50.

Day 7 / 12:42

It’s Sunday. On his timetable, it says that, apart from lunch and visiting hours, Saturdays and Sundays at Greenhills are ‘unstructured’. Noah can catch up on chores like cleaning his room or doing his laundry. He can do some of the schoolwork his teachers have sent him. He could do some gardening with Mr Bill or ‘socialise with other residents’.

Give that a miss for now. Remember what the Turner woman said? Small steps.

That’s right. So, for now, Noah will keep to the timetable he’s followed for the last 6 days. There’s no group, or exercises or handcrafts, but journal time is after lunch and that’s what he’ll do now, write about his family search, how it started and with it, the need to know, to balance both sides, create stepping stones that would lead him to who he is, why he is.

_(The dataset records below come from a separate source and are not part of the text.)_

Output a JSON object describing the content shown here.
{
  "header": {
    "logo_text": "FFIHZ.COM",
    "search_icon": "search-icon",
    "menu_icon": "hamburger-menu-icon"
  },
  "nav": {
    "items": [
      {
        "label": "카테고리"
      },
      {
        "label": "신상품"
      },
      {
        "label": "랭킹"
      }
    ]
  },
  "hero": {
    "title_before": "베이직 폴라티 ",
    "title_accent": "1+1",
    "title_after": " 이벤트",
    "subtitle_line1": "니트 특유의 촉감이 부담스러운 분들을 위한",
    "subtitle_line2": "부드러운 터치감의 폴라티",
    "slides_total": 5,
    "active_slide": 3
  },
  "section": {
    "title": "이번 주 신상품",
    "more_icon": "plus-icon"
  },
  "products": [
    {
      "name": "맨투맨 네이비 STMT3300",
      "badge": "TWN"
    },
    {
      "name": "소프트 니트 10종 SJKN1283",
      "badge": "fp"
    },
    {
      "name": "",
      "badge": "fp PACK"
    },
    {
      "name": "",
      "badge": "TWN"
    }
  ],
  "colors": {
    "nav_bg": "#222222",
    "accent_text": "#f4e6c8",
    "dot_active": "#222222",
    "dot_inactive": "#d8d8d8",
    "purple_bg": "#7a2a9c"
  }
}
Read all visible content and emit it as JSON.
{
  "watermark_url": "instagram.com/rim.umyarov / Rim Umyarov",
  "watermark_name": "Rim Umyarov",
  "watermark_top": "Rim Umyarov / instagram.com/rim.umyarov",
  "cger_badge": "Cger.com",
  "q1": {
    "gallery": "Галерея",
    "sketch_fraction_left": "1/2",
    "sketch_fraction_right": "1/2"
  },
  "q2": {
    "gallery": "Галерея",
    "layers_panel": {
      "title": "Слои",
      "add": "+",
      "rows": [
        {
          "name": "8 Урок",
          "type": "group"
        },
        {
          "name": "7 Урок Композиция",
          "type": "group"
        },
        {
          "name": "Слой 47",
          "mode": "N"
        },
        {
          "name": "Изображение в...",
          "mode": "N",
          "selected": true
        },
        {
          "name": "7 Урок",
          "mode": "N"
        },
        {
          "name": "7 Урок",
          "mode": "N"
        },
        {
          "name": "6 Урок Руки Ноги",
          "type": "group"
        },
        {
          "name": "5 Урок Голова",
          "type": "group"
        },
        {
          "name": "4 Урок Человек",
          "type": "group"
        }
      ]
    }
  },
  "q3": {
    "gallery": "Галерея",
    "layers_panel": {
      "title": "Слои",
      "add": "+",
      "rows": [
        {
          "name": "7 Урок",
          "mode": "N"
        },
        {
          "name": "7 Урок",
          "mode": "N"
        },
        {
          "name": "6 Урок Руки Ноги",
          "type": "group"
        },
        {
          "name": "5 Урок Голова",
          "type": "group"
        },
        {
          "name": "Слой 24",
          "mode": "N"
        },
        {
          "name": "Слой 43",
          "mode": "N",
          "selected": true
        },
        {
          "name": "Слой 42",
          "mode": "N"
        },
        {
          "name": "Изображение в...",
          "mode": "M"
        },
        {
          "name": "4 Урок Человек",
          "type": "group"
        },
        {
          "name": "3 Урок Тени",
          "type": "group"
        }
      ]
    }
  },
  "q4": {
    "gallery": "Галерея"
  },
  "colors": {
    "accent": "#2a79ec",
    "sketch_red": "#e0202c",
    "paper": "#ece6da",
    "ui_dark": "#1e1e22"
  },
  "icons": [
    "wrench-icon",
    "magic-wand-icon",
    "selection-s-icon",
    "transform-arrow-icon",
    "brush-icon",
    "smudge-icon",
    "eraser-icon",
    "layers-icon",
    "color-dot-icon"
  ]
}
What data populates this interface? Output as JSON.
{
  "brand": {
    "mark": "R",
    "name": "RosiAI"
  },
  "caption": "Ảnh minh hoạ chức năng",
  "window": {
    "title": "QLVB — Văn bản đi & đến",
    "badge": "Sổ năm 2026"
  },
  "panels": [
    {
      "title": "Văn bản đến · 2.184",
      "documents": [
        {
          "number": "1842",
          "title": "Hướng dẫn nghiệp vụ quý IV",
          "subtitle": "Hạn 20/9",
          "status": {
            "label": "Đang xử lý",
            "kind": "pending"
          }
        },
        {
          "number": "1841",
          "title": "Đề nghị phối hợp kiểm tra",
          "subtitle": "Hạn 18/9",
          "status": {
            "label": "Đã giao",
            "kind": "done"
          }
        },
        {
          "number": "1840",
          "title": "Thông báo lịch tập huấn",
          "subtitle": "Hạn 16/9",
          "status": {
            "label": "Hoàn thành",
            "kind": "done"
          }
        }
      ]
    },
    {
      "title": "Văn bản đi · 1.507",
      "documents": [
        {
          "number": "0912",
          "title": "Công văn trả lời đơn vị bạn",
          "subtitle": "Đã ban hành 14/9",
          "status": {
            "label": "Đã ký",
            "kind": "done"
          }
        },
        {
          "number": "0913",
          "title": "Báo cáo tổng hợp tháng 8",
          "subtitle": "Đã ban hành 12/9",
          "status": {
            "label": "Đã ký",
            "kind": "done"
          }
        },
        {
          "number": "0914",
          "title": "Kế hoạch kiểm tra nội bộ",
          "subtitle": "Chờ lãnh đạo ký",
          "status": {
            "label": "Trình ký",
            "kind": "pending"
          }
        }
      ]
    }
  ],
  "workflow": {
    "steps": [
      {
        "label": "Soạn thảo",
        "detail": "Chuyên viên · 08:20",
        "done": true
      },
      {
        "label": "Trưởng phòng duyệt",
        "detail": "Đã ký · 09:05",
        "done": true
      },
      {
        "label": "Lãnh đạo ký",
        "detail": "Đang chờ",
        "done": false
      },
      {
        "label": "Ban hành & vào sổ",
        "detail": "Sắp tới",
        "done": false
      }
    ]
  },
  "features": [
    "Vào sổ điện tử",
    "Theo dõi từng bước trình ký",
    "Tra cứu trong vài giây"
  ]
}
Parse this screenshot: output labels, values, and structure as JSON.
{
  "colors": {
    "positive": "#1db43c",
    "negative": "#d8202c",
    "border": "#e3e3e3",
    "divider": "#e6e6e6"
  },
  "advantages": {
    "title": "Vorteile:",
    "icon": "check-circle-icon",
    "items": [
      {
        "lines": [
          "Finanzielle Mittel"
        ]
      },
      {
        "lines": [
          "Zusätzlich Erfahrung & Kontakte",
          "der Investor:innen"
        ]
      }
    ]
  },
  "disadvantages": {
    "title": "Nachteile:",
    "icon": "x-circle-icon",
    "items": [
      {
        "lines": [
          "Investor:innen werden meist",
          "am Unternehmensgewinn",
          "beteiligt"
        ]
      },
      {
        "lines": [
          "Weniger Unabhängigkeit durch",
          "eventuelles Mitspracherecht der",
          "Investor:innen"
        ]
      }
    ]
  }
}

Ms Turner will know about the Family Tree; it’s come up in sessions with other therapists so it will be in his file. What she won’t know is how much time he’s spent on it, how far back his research has taken him. Or not, in the case of his father.

He can tell Ms Turner about that, he can even add it to a ‘5 Things’ list. But there are some things he can’t share. He’s not allowed the words.

His family know when it started, and how. They’ve seen the rules become more and more complicated, lived with the changes that had to be made. But they don’t understand why and Noah can never risk trying to explain.

They listened and tried their best to make things easier, to create a space where he was less agitated, less worried.

They watched as he started, stopped, and began again. They could see what was happening, but he was forbidden to share the details, to let them know how he felt.

        1.  That he had to listen to the commands filling his head, telling him how to count, what to balance, what order to do things in.

        2.  That he tried and tried to get everything right.

        3.  That each time he made the smallest mistake, he had to go back to the very beginning.

        4.  That his heart beat faster as he tried to slow down.

        5.  That his anxiety grew every second he wasn’t holding them all safe.

Even now, as he writes, Noah feels his breathing quicken. He pushes his heels hard into the carpet.

It was no one’s fault that he didn’t improve; they couldn’t do much, because of the rules. He tried, at first, but when he did the Dark descended, full of threat and fear and horror.

So far, Greenhills isn’t helping. Every time he makes space to think, to restore order, something changes. Usually it’s small, but it’s enough to throw everything out. A couple of minutes here, a couple there.

Noah knows what they’re doing, and why, but—

They don’t understand the dangers like you do.

That’s true. And he can’t explain any of it.